From the Middle East to Africa, WFES has become central to driving the future of energy, regionally and internationally, says Naji El Haddad, show director of WFES.
“The World Future Energy Summit has built a reputation as an event that drives action. From showcasing the latest market opportunities, to commercializing technologies and applying critical thinking, the event shapes
the region’s future energy landscape,” he said.
“Further afield the contribution WFES makes to the global acceleration of renewable energy is becoming evident. Its strength is in its ability to unite technology, policy, academia and investment from across the globe, to cross pollinate ideas, share learnings and move the industry forward.
“This year’s event takes place at a time when the need to balance the global energy mix, address energy security and tackle the energy-water nexus, is more critical than ever,” El Haddad added.
“Once again, we are looking forward to welcoming the industry’s key regional and global players, including Masdar, ADNOC, BP, Shell, Total, Saudi Aramco, Dolphin Energy and others, to WFES.”
The WFES conference will feature a ministerial panel on Africa’s energy opportunities and a panel discussion on Saudi Arabia’s ambitious vision for renewable energy. There will also be sessions on Egypt’s energy needs and Morocco’s transition from an energy importer to a net energy exporter, with the implementation of a robust regulatory framework and a target of 42 per cent of energy generated from renewable sources by 2020.

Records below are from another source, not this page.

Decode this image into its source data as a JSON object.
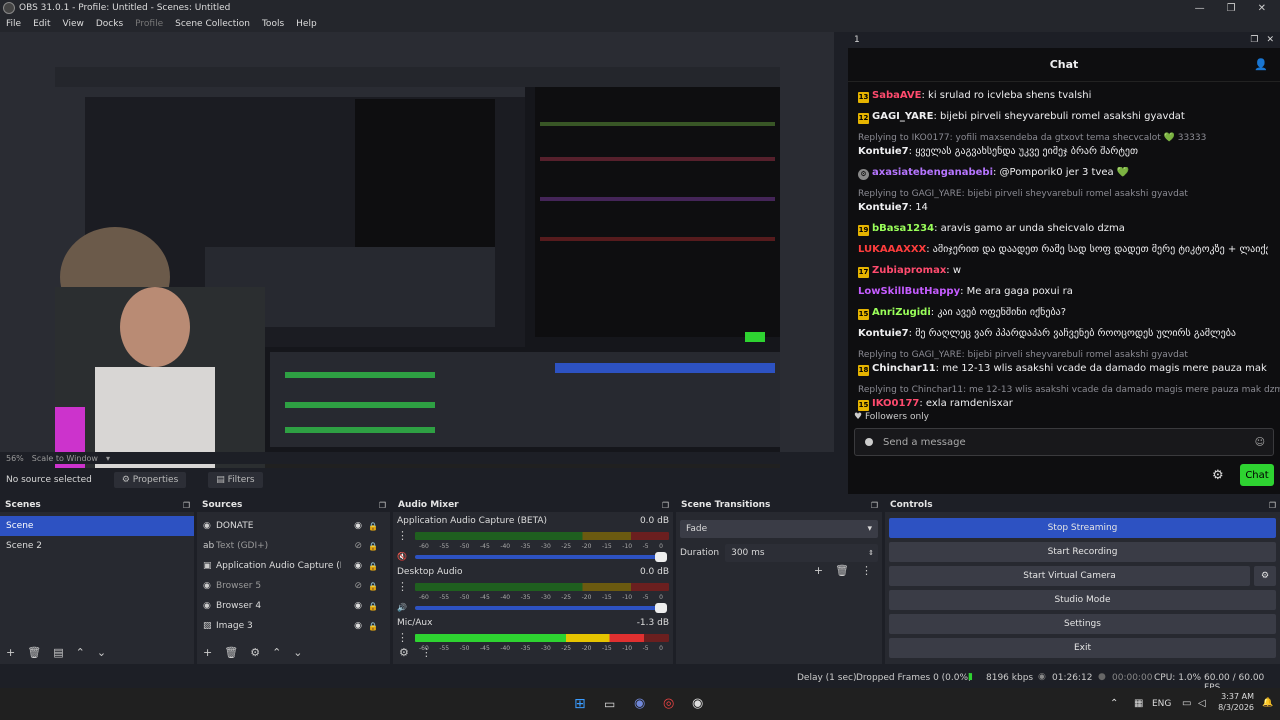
{
  "window": {
    "title": "OBS 31.0.1 - Profile: Untitled - Scenes: Untitled",
    "min": "—",
    "max": "❐",
    "close": "✕"
  },
  "menu": [
    "File",
    "Edit",
    "View",
    "Docks",
    "Profile",
    "Scene Collection",
    "Tools",
    "Help"
  ],
  "preview": {
    "zoom": "56%",
    "scale_mode": "Scale to Window"
  },
  "source_bar": {
    "status": "No source selected",
    "properties": "Properties",
    "filters": "Filters"
  },
  "chat": {
    "dock_title": "1",
    "title": "Chat",
    "messages": [
      {
        "badge": "13",
        "name": "SabaAVE",
        "color": "#ff4b6e",
        "text": ": ki srulad ro icvleba shens tvalshi"
      },
      {
        "badge": "12",
        "name": "GAGI_YARE",
        "color": "#efeff1",
        "text": ": bijebi pirveli sheyvarebuli romel asakshi gyavdat"
      },
      {
        "reply": "Replying to IKO0177: yofili maxsendeba da gtxovt tema shecvcalot 💚 33333"
      },
      {
        "badge": "",
        "name": "Kontuie7",
        "color": "#efeff1",
        "text": ": ყველას გაგვახსენდა უკვე ეიმეჯ ბრარ შარტეთ"
      },
      {
        "badge": "⚙",
        "name": "axasiatebenganabebi",
        "color": "#b675ff",
        "text": ": @Pomporik0 jer 3 tvea 💚"
      },
      {
        "reply": "Replying to GAGI_YARE: bijebi pirveli sheyvarebuli romel asakshi gyavdat"
      },
      {
        "badge": "",
        "name": "Kontuie7",
        "color": "#efeff1",
        "text": ": 14"
      },
      {
        "badge": "19",
        "name": "bBasa1234",
        "color": "#9aff5a",
        "text": ": aravis gamo ar unda sheicvalo dzma"
      },
      {
        "badge": "",
        "name": "LUKAAAXXX",
        "color": "#ff3d3d",
        "text": ": ამიჯერით და დაადეთ რამე სად სოფ დადეთ მერე ტიკტოკზე + ლაიქები"
      },
      {
        "badge": "17",
        "name": "Zubiapromax",
        "color": "#ff4b6e",
        "text": ": w"
      },
      {
        "badge": "",
        "name": "LowSkillButHappy",
        "color": "#c55cff",
        "text": ": Me ara gaga poxui ra"
      },
      {
        "badge": "15",
        "name": "AnriZugidi",
        "color": "#9aff5a",
        "text": ": კაი ავებ ოფენშინი იქნება?"
      },
      {
        "badge": "",
        "name": "Kontuie7",
        "color": "#efeff1",
        "text": ": მე რაღლეც ვარ პპარდაპარ ვაჩვენებ როოცოდეს ულირს გამლება"
      },
      {
        "reply": "Replying to GAGI_YARE: bijebi pirveli sheyvarebuli romel asakshi gyavdat"
      },
      {
        "badge": "18",
        "name": "Chinchar11",
        "color": "#efeff1",
        "text": ": me 12-13 wlis asakshi vcade da damado magis mere pauza mak dzmao"
      },
      {
        "reply": "Replying to Chinchar11: me 12-13 wlis asakshi vcade da damado magis mere pauza mak dzmao"
      },
      {
        "badge": "15",
        "name": "IKO0177",
        "color": "#ff4b6e",
        "text": ": exla ramdenisxar"
      }
    ],
    "followers": "Followers only",
    "placeholder": "Send a message",
    "send": "Chat"
  },
  "scenes": {
    "title": "Scenes",
    "items": [
      "Scene",
      "Scene 2"
    ]
  },
  "sources": {
    "title": "Sources",
    "items": [
      {
        "label": "DONATE",
        "icon": "◉",
        "dim": false
      },
      {
        "label": "Text (GDI+)",
        "icon": "ab",
        "dim": true
      },
      {
        "label": "Application Audio Capture (BETA)",
        "icon": "▣",
        "dim": false
      },
      {
        "label": "Browser 5",
        "icon": "◉",
        "dim": true
      },
      {
        "label": "Browser 4",
        "icon": "◉",
        "dim": false
      },
      {
        "label": "Image 3",
        "icon": "▨",
        "dim": false
      }
    ]
  },
  "mixer": {
    "title": "Audio Mixer",
    "channels": [
      {
        "name": "Application Audio Capture (BETA)",
        "db": "0.0 dB",
        "level": 0
      },
      {
        "name": "Desktop Audio",
        "db": "0.0 dB",
        "level": 0
      },
      {
        "name": "Mic/Aux",
        "db": "-1.3 dB",
        "level": 0.9
      }
    ],
    "ticks": [
      "-60",
      "-55",
      "-50",
      "-45",
      "-40",
      "-35",
      "-30",
      "-25",
      "-20",
      "-15",
      "-10",
      "-5",
      "0"
    ]
  },
  "transitions": {
    "title": "Scene Transitions",
    "type": "Fade",
    "duration_label": "Duration",
    "duration": "300 ms"
  },
  "controls": {
    "title": "Controls",
    "buttons": [
      "Stop Streaming",
      "Start Recording",
      "Start Virtual Camera",
      "Studio Mode",
      "Settings",
      "Exit"
    ]
  },
  "status": {
    "delay": "Delay (1 sec)",
    "dropped": "Dropped Frames 0 (0.0%)",
    "kbps": "8196 kbps",
    "stream_time": "01:26:12",
    "rec_time": "00:00:00",
    "cpu": "CPU: 1.0%",
    "fps": "60.00 / 60.00 FPS"
  },
  "taskbar": {
    "lang": "ENG",
    "time": "3:37 AM",
    "date": "8/3/2026"
  }
}
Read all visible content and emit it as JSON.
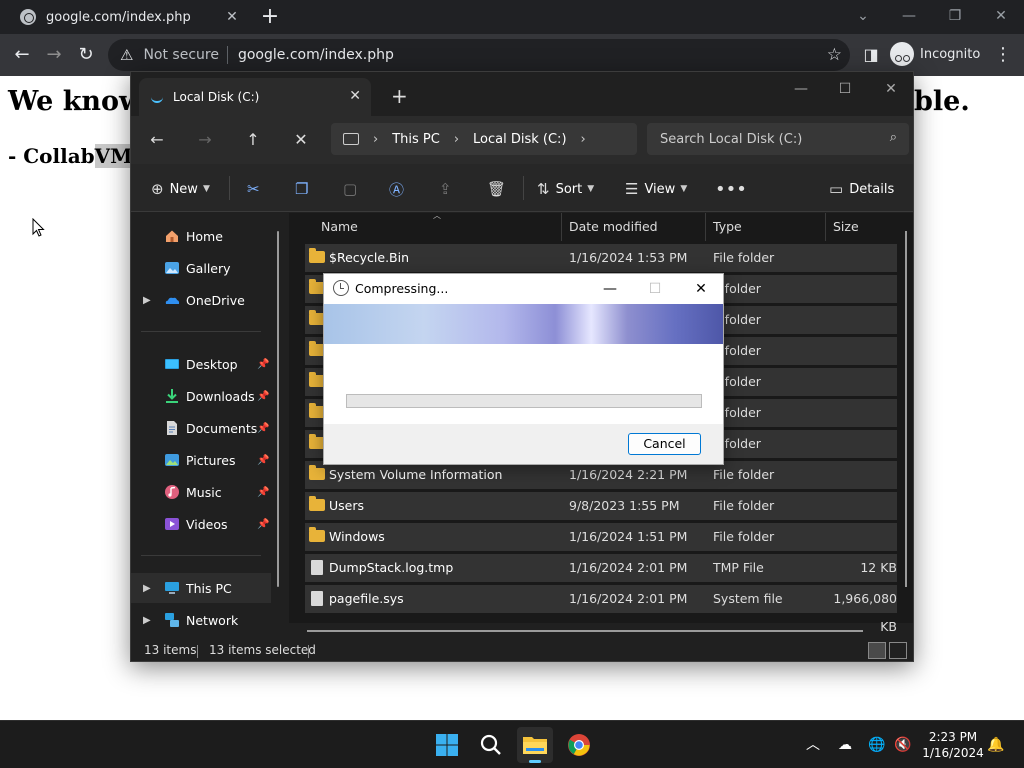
{
  "browser": {
    "tab_title": "google.com/index.php",
    "not_secure_label": "Not secure",
    "url": "google.com/index.php",
    "incognito_label": "Incognito",
    "new_tab_symbol": "+"
  },
  "webpage": {
    "heading_start": "We know",
    "heading_end": "ble.",
    "sub_start": "- Collab",
    "sub_highlight": "VM"
  },
  "explorer": {
    "tab_title": "Local Disk (C:)",
    "breadcrumb": [
      "This PC",
      "Local Disk (C:)"
    ],
    "search_placeholder": "Search Local Disk (C:)",
    "commands": {
      "new": "New",
      "sort": "Sort",
      "view": "View",
      "details": "Details"
    },
    "sidebar": {
      "top": [
        {
          "label": "Home",
          "icon": "home-icon"
        },
        {
          "label": "Gallery",
          "icon": "gallery-icon"
        },
        {
          "label": "OneDrive",
          "icon": "onedrive-icon"
        }
      ],
      "pinned": [
        {
          "label": "Desktop",
          "icon": "desktop-icon"
        },
        {
          "label": "Downloads",
          "icon": "downloads-icon"
        },
        {
          "label": "Documents",
          "icon": "documents-icon"
        },
        {
          "label": "Pictures",
          "icon": "pictures-icon"
        },
        {
          "label": "Music",
          "icon": "music-icon"
        },
        {
          "label": "Videos",
          "icon": "videos-icon"
        }
      ],
      "bottom": [
        {
          "label": "This PC",
          "icon": "this-pc-icon"
        },
        {
          "label": "Network",
          "icon": "network-icon"
        }
      ]
    },
    "columns": [
      "Name",
      "Date modified",
      "Type",
      "Size"
    ],
    "rows": [
      {
        "name": "$Recycle.Bin",
        "date": "1/16/2024 1:53 PM",
        "type": "File folder",
        "size": "",
        "icon": "folder-icon"
      },
      {
        "name": "",
        "date": "",
        "type": "e folder",
        "size": "",
        "icon": "shortcut-folder-icon"
      },
      {
        "name": "",
        "date": "",
        "type": "e folder",
        "size": "",
        "icon": "folder-icon"
      },
      {
        "name": "",
        "date": "",
        "type": "e folder",
        "size": "",
        "icon": "folder-icon"
      },
      {
        "name": "",
        "date": "",
        "type": "e folder",
        "size": "",
        "icon": "folder-icon"
      },
      {
        "name": "",
        "date": "",
        "type": "e folder",
        "size": "",
        "icon": "folder-icon"
      },
      {
        "name": "",
        "date": "",
        "type": "e folder",
        "size": "",
        "icon": "folder-icon"
      },
      {
        "name": "System Volume Information",
        "date": "1/16/2024 2:21 PM",
        "type": "File folder",
        "size": "",
        "icon": "folder-icon"
      },
      {
        "name": "Users",
        "date": "9/8/2023 1:55 PM",
        "type": "File folder",
        "size": "",
        "icon": "folder-icon"
      },
      {
        "name": "Windows",
        "date": "1/16/2024 1:51 PM",
        "type": "File folder",
        "size": "",
        "icon": "folder-icon"
      },
      {
        "name": "DumpStack.log.tmp",
        "date": "1/16/2024 2:01 PM",
        "type": "TMP File",
        "size": "12 KB",
        "icon": "file-icon"
      },
      {
        "name": "pagefile.sys",
        "date": "1/16/2024 2:01 PM",
        "type": "System file",
        "size": "1,966,080 KB",
        "icon": "file-icon"
      }
    ],
    "status": {
      "items": "13 items",
      "selected": "13 items selected"
    }
  },
  "dialog": {
    "title": "Compressing...",
    "cancel_label": "Cancel",
    "progress": 0
  },
  "taskbar": {
    "time": "2:23 PM",
    "date": "1/16/2024"
  },
  "colors": {
    "accent": "#0078d4",
    "folder": "#e8b339",
    "taskbar_indicator": "#60cdff"
  }
}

The rise of shale and its impact on the adoption of renewable energy, will be debated, as well as the role of cities in combating climate change, and the building of a clean energy future in the UAE.
Delegates will also hear case studies from South Africa, where incentives have created one of the fastest growing clean energy markets in the world. In addition, they will benefit from workshops on ways to operate and optimise
solar Photo Voltaic (PV) and Concentrated Solar Power (CSP) facilities.